Experiment Hotspot-Highlighting
General information:
The experiment is finished.
The participants were asked to give information on how experienced they are with modeling SCCharts and modeling and programming in general.
The participants were given an SCChart model in Kieler together with a timing specification for the maximal worst case execution time of the model. The model in its given form does not meet the timing specification and it is the task for the participant to revise the model such that the timing specification is met. To be able to do that the participant will receive a list of alternative library functions for the host code calls that are included in the model. To replace function calls by calls to the respective alternative functions is the only change that is allowed to solve the task. However it is allowed to change the model temporarily, especially by commenting out parts of the code, but the outcome must be the same model (semantically as well as syntactically) with the exception of a number of swapped host code calls.
The participants will be devided into groups that will work with KIELER versions with different degrees of interactive timing support. We will measure the time it takes for each participant to solve the task as well as the number of call replacements. We will also document the final state of the model.
Here is a small example to illustrate the work process (please note that the actual model for the experiment will be somewhat larger than this example!):
In a KIELER instance we get a given model:
We are in a group that works with interactive timing analysis that offers the overall timing value in the right upper corner of the model state ("Robot"), it is 2183. Also we get timing values for all three regions in their right upper corners. The first of the two timing values in each case denotes the share of the overall execution time that relates to this region, without its included child regions. The second timing value takes the child regions into account additionally. For example, the total execution time is spent in region "Main", but only 28 time units on the uppermost level, the rest is spent in the child regions. In addition to the region time values, the KIELER instance offers hotspot highlighting, which means here that the regions will be colored in different shades of red, which are related to the share this regions has of the overall execution time. For example in this case, about 98 percent of the overall execution time are spent in region HandleMotor, which is why it has a rather dark shade of red, while the other regions are almost white.

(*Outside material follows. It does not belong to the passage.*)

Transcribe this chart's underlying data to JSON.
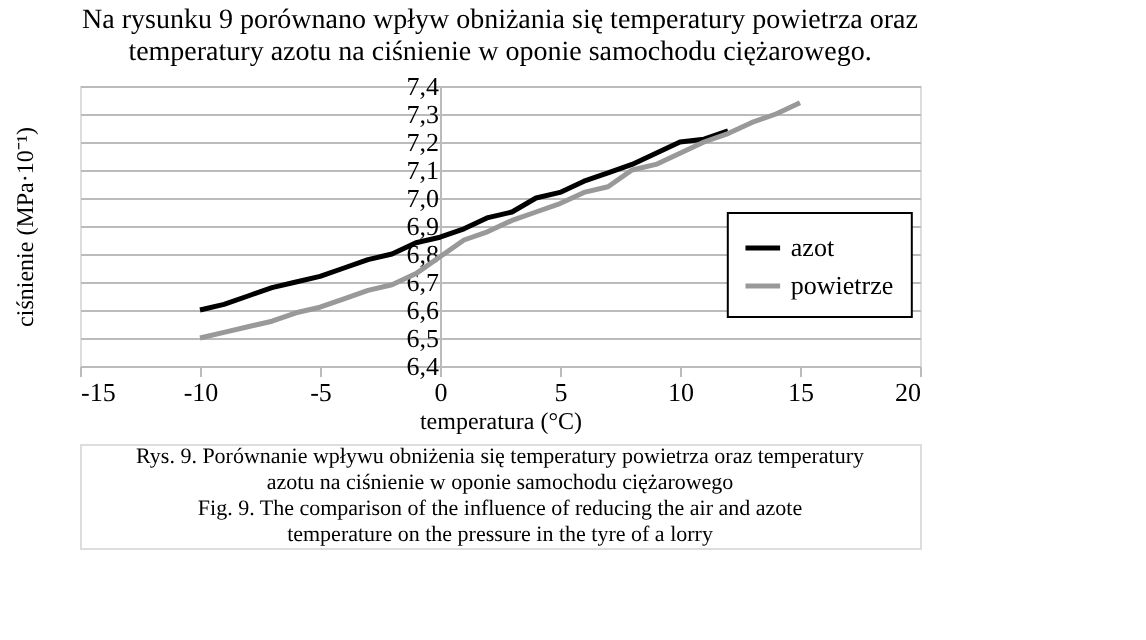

In addition to this model we get a sheet with information on alternatives for the host code calls in the model and with the specification on the maximum overall worst case execution time we want to acchieve:
Maximum Worst Case Execution Time: 500 tu
errorLog() / logErrors()
writeLog() / logProcess()
getImage() / takePicture()
Note that we get no information, on how long those function calls might take. The alternative might be better or worse than the original.
Now we can start to swap host code calls in the textual code to revise our model:
Suppose we decide to exchange the call to getImage() with a call to takePicture(). Then we will find that the time values do not change at all:
We can deduce that either getImage() and takePicture() take exactly the same amount of time (which is unlikely) or in worst case the transition with the second priority in HandleMotor is taken (accelerator not true). writeLog() is executed, but not takePicture() (and also not getImage() before). Therefore, exchanging getImage() for takePicture() does not show any effect.
So let's change writeLog() to logProcess() then:
Now quite a lot has happened: First of all, we have reduced the overall worst case execution time. The decision to replace writeLog() with logProcess() seems to have been a good one. We are not done however, as we have to get below 500 tu. Second we can see that the worst case execution path has switchend and now HandleEmergency is the most time consuming region of the model. This means that errorLog() must take longer than either takePicture() or logProcess(). So now we exchange errorLog() for logErrors():
Now that was successful as well, as the overall worst case execution time is reduced again. Also, the worst case path has switched back to the HandleMotor region. That means that either logProcess() or TakePicture() take longer than logErrors(). As we already know we can only make logProcess() worse by exchanging it for writeLog(), we will now choose to change takePicture() back to getImage(). For, though we were not able to see the effect before, because writeLog() was even worse, we made a bad decision in the beginning by choosing takePicture() over getImage(). So let's revise this:
And now we have done it! The overall worst case execution time is finally below 500 and we are finished!
Note that if you get to be part of another group, then maybe you will get only the overall worst case execution time value, or the overall value and the region values, but no hotspot highlighting, respectively.